The connection in Psalm 51 between repentance and our success in reaching others with the gospel was noted last week. In his prayer, David also shows us what our hope should be like for the church, too. King David’s hope at the end of the psalm is for the prosperity of Zion, to build up the walls of Jerusalem.  

While the parallel is not exact in every way, the church of Jesus Christ should be to His followers, as Jerusalem was to David and the Jewish people. We should want our church to prosper. We should want our fellowship to be built up! To this end, during Lent, Psalm 51 helps us examine ourselves and consider if there is anything we can do (or need to stop doing). Are the choices that I have made – or that I am making – building up the church? What impact are my decisions having on the fellowship of believers for whom Christ died?

The walls of Jerusalem were not torn down or damaged during David’s reign – that would come later in Jerusalem’s history. But perhaps David intends a metaphor here, using the image of a ruined Zion, surrounded by breached and damaged walls to illustrate the larger impact of what he did in his sin of adultery and murder and coverup, and its destructive ripples that had gone out through his kingdom. It must have been demoralizing, maybe devastating, for the people of Israel when their great king was exposed for his crime. And now David hopes for a future blessing for Israel along with the pardon that he is seeking from God. In the book of Psalms, the king, the success of his reign, the significance of his blessing, and the consequences of his actions, are often in view.

Like everyone else, I was shocked, saddened, and angered by what took place in our nation’s capital on January 6. Should the president have been held accountable or was he responsible for the actions of the mob, for the destruction and death at the capital? Our former president dismisses the idea, and Americans are divided over the question. King David had no doubts about his own culpability and wanted something better for his nation.

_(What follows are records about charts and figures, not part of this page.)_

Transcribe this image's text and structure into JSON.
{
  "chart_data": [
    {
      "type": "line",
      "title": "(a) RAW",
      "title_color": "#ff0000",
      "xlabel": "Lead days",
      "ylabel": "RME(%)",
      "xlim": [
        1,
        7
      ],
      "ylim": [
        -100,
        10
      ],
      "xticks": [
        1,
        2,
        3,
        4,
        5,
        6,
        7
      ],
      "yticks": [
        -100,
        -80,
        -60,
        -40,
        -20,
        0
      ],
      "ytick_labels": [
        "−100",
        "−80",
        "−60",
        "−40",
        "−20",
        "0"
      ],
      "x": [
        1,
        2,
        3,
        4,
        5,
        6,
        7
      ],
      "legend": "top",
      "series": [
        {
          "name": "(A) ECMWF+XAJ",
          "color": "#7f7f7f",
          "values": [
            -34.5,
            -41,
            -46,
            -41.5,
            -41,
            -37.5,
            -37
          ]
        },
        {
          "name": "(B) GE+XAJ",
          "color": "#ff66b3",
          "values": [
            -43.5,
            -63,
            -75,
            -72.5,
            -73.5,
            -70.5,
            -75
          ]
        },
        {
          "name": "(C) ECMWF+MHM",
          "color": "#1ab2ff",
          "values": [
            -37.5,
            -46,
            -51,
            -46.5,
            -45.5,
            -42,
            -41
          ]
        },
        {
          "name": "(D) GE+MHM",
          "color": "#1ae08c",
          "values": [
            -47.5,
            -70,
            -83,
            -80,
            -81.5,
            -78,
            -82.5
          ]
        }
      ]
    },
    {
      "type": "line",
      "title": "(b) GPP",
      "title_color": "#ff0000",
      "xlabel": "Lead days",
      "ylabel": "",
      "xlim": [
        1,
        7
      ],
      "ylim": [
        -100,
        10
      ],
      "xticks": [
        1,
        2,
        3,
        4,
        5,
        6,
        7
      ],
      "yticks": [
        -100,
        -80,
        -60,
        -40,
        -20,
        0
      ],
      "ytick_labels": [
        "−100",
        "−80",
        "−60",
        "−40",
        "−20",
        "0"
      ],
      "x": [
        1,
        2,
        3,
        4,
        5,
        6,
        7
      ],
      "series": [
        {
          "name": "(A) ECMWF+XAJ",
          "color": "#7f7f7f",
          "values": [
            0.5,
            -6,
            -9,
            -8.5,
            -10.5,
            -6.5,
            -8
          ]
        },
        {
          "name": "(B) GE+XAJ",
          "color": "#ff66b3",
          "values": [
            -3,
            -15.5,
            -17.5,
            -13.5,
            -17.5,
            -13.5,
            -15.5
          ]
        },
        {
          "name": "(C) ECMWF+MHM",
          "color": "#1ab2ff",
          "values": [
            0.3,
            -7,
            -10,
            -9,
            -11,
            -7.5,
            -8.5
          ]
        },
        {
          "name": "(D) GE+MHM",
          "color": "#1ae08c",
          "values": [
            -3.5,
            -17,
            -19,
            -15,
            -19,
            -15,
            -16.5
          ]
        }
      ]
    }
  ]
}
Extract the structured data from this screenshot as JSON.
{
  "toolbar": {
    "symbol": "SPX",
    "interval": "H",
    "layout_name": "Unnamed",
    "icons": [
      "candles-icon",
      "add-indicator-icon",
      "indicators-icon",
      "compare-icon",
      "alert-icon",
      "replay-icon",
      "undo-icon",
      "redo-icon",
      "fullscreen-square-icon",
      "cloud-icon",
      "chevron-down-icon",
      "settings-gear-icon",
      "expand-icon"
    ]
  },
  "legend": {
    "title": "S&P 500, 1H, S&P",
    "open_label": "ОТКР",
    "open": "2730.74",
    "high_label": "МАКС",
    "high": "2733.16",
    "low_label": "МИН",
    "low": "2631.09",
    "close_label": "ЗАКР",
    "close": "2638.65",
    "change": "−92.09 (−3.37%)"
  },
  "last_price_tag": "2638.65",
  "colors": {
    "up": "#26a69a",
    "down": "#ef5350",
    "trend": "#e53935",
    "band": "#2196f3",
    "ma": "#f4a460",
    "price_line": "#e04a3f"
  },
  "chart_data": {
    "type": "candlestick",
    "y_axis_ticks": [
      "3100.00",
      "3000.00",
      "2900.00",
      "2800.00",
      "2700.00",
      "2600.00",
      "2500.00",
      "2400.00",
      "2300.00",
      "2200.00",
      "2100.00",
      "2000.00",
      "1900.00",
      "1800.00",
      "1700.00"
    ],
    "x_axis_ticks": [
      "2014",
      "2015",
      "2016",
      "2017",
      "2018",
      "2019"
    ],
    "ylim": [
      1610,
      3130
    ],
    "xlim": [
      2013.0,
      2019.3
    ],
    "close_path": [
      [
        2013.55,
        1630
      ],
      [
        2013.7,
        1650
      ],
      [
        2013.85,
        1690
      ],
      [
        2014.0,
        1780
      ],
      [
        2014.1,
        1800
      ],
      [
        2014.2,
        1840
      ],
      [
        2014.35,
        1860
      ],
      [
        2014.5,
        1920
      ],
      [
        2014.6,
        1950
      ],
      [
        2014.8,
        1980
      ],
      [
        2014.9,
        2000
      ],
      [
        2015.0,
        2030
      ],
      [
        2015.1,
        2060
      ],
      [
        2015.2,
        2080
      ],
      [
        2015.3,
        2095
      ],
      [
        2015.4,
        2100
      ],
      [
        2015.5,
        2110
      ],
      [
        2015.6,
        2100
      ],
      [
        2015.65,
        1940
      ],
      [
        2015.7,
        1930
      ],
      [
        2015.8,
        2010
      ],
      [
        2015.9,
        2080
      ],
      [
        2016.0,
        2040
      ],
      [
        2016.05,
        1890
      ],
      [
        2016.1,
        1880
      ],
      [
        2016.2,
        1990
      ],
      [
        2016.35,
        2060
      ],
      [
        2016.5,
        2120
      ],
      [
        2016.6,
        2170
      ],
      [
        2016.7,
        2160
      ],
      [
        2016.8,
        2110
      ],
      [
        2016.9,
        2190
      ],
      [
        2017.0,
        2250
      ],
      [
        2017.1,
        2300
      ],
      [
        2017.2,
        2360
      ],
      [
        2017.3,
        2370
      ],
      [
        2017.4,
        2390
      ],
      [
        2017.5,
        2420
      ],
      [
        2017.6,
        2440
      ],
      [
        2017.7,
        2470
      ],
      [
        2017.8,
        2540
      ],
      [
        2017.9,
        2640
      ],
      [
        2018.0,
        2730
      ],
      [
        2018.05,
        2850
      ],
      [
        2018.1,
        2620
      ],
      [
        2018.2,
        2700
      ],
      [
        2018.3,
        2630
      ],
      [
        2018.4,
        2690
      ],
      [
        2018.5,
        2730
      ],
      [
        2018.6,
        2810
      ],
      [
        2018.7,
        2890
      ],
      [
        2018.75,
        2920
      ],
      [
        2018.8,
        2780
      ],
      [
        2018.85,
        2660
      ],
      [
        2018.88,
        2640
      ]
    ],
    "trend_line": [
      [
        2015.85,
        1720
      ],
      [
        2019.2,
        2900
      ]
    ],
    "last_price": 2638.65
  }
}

I do not write this to divide us along political lines or rehash recent events but to unite us as Christians and redirect us to the future as the fellowship of our King, Jesus Christ. Psalm 51 is a psalm of His pardoning power. It shows the power of God’s pardon to not only transform us but rebuild relationships and the entire culture around us! Whatever is wrong in our lives, whatever is wrong in our families, whatever is wrong in our church, whatever is wrong in our nation, we can be certain that the fault is in us, not Him! There is a story that the Times of London once ran an essay contest in the early 1900s. The essay question posed: What is Wrong with the World? English author and Christian apologist, GK Chesterton answered with his now famous two-word essay: I am. Lent is a time for seeing, as David did, as Chesterton did, the connection between ourselves and what is wrong in our world.  I want God’s blessing on our fellowship and on our nation but I first need to think about what is wrong with me.